Court Opinion

ID: 8981350
Source: CourtListenerOpinion
Date Created: 2022-11-27 11:25:34.078645+00
Date Added: 2024-06-11T17:10:40.698563
License: Public Domain

PIERCE, Senior Circuit Judge,
dissenting:
As a threshold matter, this case involves a decision as to which regulation should inform a determination of the method by which an employee subject to the FLSA is paid. In concluding that the employees at issue herein are paid on an hourly basis, both the district court and the majority rely on the discussion of salaried employees found in 29 C.F.R. § 541.118(a). Because I believe that provision is inapplicable, I dissent.

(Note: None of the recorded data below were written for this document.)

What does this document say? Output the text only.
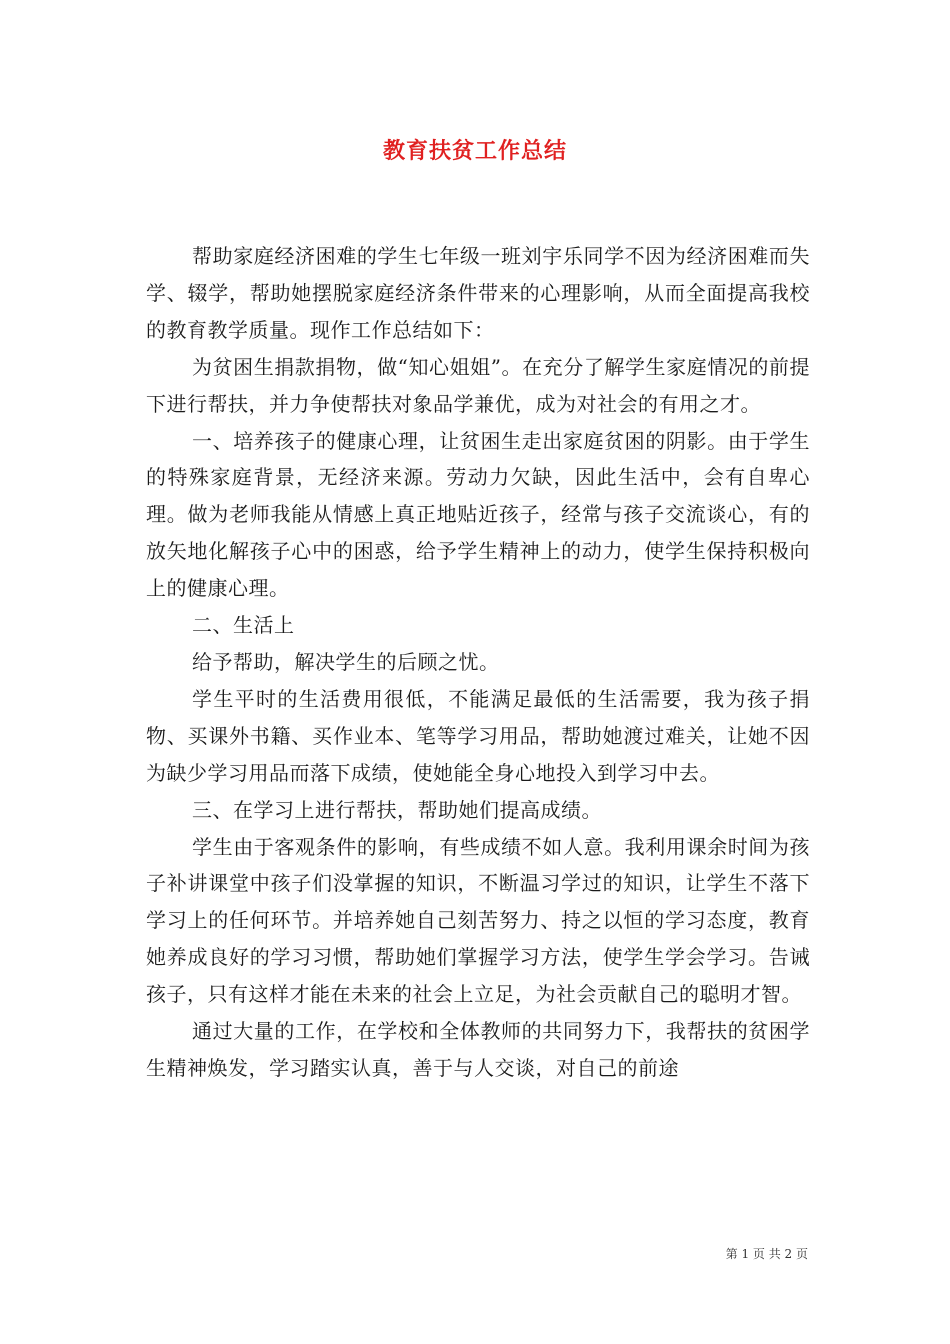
教育扶贫工作总结

帮助家庭经济困难的学生七年级一班刘宇乐同学不因为经济困难而失学、辍学，帮助她摆脱家庭经济条件带来的心理影响，从而全面提高我校的教育教学质量。现作工作总结如下：

为贫困生捐款捐物，做“知心姐姐”。在充分了解学生家庭情况的前提下进行帮扶，并力争使帮扶对象品学兼优，成为对社会的有用之才。

一、培养孩子的健康心理，让贫困生走出家庭贫困的阴影。由于学生的特殊家庭背景，无经济来源。劳动力欠缺，因此生活中，会有自卑心理。做为老师我能从情感上真正地贴近孩子，经常与孩子交流谈心，有的放矢地化解孩子心中的困惑，给予学生精神上的动力，使学生保持积极向上的健康心理。

二、生活上

给予帮助，解决学生的后顾之忧。

学生平时的生活费用很低，不能满足最低的生活需要，我为孩子捐物、买课外书籍、买作业本、笔等学习用品，帮助她渡过难关，让她不因为缺少学习用品而落下成绩，使她能全身心地投入到学习中去。

三、在学习上进行帮扶，帮助她们提高成绩。

学生由于客观条件的影响，有些成绩不如人意。我利用课余时间为孩子补讲课堂中孩子们没掌握的知识，不断温习学过的知识，让学生不落下学习上的任何环节。并培养她自己刻苦努力、持之以恒的学习态度，教育她养成良好的学习习惯，帮助她们掌握学习方法，使学生学会学习。告诫孩子，只有这样才能在未来的社会上立足，为社会贡献自己的聪明才智。

通过大量的工作，在学校和全体教师的共同努力下，我帮扶的贫困学生精神焕发，学习踏实认真，善于与人交谈，对自己的前途

第 1 页 共 2 页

Title 29 U.S.C. § 213(a)(1) provides that “any employee employed in a bona fide executive, administrative, or professional capacity” is exempt from the overtime provisions of the FLSA. Under 29 C.F.R. Part 541, whether an employee is employed in an executive, administrative, or professional capacity depends, in part, upon the amount of “salary” which (s)he receives. See id. at § 541.1(f) (“executive”); id. at § 541.2(e) (“administrative”); id. at § 541.3(e) (“professional”). Whether an employee is “paid ‘on a salary basis/ ” for the purposes of these provisions, is defined in 29 C.F.R. § 541.118. Cf. id. at § 541.212 (incorporating § 541.118’s definition of “salary” in context of administrative employees); id. at § 541.312 (incorporating § 541.118’s definition of “salary” in context of professional employees).
Section 541.118 appears to pertain only to whether an employee is employed in an executive, administrative, or professional capacity and thus is exempt from the FLSA’s overtime provisions. The statement at the beginning of § 541.118 — that “[a]n employee will be considered to be paid ‘on a salary basis’ within the meaning of the regulations ” — does not establish that that section’s definition of salary should be applied to the calculation of overtime compensation under 29 C.F.R. Part 778. Rather, in my view, § 541.118 is directed to the topic being addressed in Part 541, to wit: “Defining and Delimiting the Terms ‘Any Employee Employed in a Bona Fide Executive, AdministRative, or Professional Capacity ...’”.
Assuming that an employee is not employed in an executive, administrative, or professional capacity, I believe that one turns to § 778.107 et seq. to compute any overtime pay to which that employee is entitled. The absence of definitions in § 778.109, which sets forth several traditional methods of compensation, seems to support a “plain meaning” approach in defining the terms used therein. Under such an approach, the fact that the Port Authority’s employees are docked for tardiness is no more determinative of their method of pay than the fact that they do not punch a time clock. Merely because their compensation can be reduced to an hourly rate does not establish that these employees are “employed solely on the basis of a single hourly rate” as required under § 778.110. See 29 C.F.R. § 778.109 (1989).